In 2009, we predict that companies will finally figure out how to use social networks in the right way: by building up (NOT undercutting) the trust between employees and their friends. Your employees already use social networks to connect and exchange information with others in their personal life… there’s no reason that this trend would stop at the office door. In 2009, you’ll see HR, marketing, and sales organizations at leading companies capture real business benefits from effective, trust-based use of the social networks of their employees:
- Find and attract great talent for your company by encouraging viral employee referrals
- Create a “virtual account team” of friends inside and outside your company as you approach strategic accounts
- Virally promote activities your employees, customers, and partners are excited about
Implications for customers
The underlying reason that social networks are valuable in the enterprise is simple: people trust their friends. Messages that come through personal connections will always have a higher impact than corporate messages conveyed through traditional advertising. This is what gives social networks such potential for viral sales, marketing, and recruiting…. and why maintaining the integrity and trust of the social network is so important. Companies who want to use the social graph effectively need to understand 3 core principles of social networking in the enterprise:
- The world doesn’t need “yet another” social network: Social networks benefit from increasing returns to scale. The larger the network, the richer and more valuable the connections between its members. That’s why efforts to create “behind the firewall” social networks have failed. Even the largest companies are too small to sustain the diversity of social connections required to rival the level of interactivity of a public service like Facebook. Companies need to acknowledge that the most valuable social networks live outside their firewall, and that making the most of the social graph requires reaching out, not
- Lines are blurring between work and play: Many of us would like a clear line between our work life and our personal life….including a separation in these two social networks. But this separation isn’t sustainable, and is already starting to break down. One example: our grad school classmates initially connected on Facebook— even though we are all now doing business together, we still use Facebook to stay in touch. Functionality wise, there’s no reason not to (Facebook’s interaction is just as effective with work friends). And in any case, services like FriendFeed and Ping.fm make the notion of a separate, disconnected personal social network quaint. What does this mean? Companies need to get used to doing business on Facebook, and seeing personal information on LinkedIn. Employees need to get better using the capabilities these services offer to show different things to different friends. But at the end of the day, people are people, whether at work or at play– there’s no such thing as a purely social network.

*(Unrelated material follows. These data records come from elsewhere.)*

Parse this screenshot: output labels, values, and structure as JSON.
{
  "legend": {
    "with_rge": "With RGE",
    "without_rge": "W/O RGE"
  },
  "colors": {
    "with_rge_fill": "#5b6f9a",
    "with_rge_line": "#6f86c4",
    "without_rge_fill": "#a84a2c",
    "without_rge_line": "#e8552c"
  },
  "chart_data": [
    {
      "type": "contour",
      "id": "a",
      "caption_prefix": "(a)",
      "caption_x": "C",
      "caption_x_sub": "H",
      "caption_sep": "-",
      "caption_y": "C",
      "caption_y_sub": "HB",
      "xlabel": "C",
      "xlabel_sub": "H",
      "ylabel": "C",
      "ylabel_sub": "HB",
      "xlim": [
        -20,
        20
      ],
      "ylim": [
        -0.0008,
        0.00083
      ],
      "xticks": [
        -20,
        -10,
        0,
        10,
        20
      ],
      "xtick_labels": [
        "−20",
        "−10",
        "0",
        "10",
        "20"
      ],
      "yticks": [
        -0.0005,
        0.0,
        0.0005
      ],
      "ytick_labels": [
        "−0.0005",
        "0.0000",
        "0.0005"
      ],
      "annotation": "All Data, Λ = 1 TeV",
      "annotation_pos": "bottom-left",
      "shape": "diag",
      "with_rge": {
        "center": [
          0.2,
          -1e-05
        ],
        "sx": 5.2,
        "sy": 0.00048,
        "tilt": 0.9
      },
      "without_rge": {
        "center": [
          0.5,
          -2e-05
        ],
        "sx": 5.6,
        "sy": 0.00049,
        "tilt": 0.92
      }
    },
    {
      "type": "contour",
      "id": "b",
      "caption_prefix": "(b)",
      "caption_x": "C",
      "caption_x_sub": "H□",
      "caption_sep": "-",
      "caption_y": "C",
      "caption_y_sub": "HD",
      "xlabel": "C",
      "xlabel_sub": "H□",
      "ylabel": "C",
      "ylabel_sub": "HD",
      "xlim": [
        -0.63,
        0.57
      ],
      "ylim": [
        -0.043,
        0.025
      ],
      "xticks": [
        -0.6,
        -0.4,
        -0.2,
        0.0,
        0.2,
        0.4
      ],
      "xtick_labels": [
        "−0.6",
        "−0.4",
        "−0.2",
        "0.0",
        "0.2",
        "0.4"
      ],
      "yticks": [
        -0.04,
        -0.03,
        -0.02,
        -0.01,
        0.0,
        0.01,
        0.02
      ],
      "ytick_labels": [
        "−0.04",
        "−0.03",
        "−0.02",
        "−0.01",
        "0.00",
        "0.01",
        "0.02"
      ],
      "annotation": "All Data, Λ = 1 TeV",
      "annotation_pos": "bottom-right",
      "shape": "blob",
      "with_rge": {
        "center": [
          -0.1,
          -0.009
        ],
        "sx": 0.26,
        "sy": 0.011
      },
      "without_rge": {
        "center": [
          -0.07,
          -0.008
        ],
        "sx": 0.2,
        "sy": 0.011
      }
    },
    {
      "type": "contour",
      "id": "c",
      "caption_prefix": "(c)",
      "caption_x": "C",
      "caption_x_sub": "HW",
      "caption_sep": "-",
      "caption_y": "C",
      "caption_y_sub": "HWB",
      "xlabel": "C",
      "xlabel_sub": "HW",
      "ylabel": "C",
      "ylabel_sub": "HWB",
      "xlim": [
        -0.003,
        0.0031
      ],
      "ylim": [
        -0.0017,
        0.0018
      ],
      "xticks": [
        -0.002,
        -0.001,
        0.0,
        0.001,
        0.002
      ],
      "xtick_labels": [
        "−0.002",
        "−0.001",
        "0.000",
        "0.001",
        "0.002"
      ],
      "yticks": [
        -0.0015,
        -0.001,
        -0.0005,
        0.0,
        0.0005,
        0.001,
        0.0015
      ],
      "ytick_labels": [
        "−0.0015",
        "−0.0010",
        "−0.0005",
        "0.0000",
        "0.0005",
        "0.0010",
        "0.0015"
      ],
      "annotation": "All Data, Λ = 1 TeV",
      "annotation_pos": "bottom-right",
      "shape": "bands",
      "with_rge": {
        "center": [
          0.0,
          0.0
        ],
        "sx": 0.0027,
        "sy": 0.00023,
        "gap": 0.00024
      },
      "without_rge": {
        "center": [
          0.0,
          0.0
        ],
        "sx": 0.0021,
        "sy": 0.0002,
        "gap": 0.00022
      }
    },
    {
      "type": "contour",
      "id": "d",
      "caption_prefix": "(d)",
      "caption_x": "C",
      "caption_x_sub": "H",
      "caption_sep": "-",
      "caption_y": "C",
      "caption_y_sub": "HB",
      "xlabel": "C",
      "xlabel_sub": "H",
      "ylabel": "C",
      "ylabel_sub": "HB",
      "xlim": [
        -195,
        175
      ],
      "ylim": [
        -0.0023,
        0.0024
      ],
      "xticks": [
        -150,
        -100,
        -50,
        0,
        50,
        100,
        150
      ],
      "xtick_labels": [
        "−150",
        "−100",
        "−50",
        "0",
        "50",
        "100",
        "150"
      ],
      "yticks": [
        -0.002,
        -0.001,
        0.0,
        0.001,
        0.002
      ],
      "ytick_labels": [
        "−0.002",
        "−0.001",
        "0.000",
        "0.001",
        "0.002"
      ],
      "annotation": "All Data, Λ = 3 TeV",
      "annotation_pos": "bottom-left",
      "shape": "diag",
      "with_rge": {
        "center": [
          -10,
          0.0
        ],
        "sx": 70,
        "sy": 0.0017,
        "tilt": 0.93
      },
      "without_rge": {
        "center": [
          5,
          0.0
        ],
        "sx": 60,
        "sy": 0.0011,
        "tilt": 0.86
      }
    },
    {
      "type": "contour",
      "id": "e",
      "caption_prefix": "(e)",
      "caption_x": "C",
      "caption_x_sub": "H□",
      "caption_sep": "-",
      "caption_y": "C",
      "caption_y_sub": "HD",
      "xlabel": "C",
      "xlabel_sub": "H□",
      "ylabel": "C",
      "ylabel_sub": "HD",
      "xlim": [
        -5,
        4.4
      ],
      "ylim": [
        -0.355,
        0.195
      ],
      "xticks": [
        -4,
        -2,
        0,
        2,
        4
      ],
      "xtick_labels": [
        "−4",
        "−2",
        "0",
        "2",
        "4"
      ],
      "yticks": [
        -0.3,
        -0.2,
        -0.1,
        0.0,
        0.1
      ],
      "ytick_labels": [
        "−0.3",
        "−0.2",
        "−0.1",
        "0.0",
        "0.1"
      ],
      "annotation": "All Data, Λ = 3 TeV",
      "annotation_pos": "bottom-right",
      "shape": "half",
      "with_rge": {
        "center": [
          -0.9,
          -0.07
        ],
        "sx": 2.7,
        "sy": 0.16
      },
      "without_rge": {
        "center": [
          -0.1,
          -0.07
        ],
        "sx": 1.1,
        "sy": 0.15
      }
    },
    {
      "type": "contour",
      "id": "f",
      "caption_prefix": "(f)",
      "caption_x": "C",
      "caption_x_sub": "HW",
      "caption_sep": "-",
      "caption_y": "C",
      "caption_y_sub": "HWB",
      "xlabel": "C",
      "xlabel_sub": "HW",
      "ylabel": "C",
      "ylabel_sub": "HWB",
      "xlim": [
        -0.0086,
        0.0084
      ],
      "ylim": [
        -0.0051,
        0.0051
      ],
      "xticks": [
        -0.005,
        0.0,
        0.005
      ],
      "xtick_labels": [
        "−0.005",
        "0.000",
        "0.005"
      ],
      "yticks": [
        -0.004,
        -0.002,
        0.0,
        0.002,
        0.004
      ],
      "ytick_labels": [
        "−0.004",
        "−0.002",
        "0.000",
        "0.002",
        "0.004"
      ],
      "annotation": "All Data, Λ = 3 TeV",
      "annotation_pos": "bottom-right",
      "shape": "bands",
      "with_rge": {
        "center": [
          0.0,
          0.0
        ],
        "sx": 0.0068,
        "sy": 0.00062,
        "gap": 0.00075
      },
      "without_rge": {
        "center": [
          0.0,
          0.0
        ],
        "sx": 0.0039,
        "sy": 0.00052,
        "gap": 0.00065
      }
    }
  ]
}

- Employees own their social network, not their employers: Every marketing organization salivates over the prospect of privileged access to Facebook’s 120 M users. But effective use of social networks requires an understanding that employees own their social networks, and will only allow their employer access if there’s a clear value proposition to them AND their friends. The New York Times wrote up Appirio’s Jobs4myFriends Facebook application, calling out the risks of inappropriately using an employee’s social network. We couldn’t agree more: that’s why recruiting is such a great use case for an enterprise Facebook app— our application puts control in the hands of employees, allowing them to refer friends they’d love to work with. YOU choose whether or not to refer a friend for a job, and your company will never see anything about your friends that isn’t public. Establishing this trust is critical to bringing social networks into the enterprise.
Companies need help applying these principles to their social networking efforts, and we will certainly see a lot of missteps and false starts. But the trend is clear, and we are confident that 2009 will be the year that companies start to see major business benefits from trust-based use of the social graph.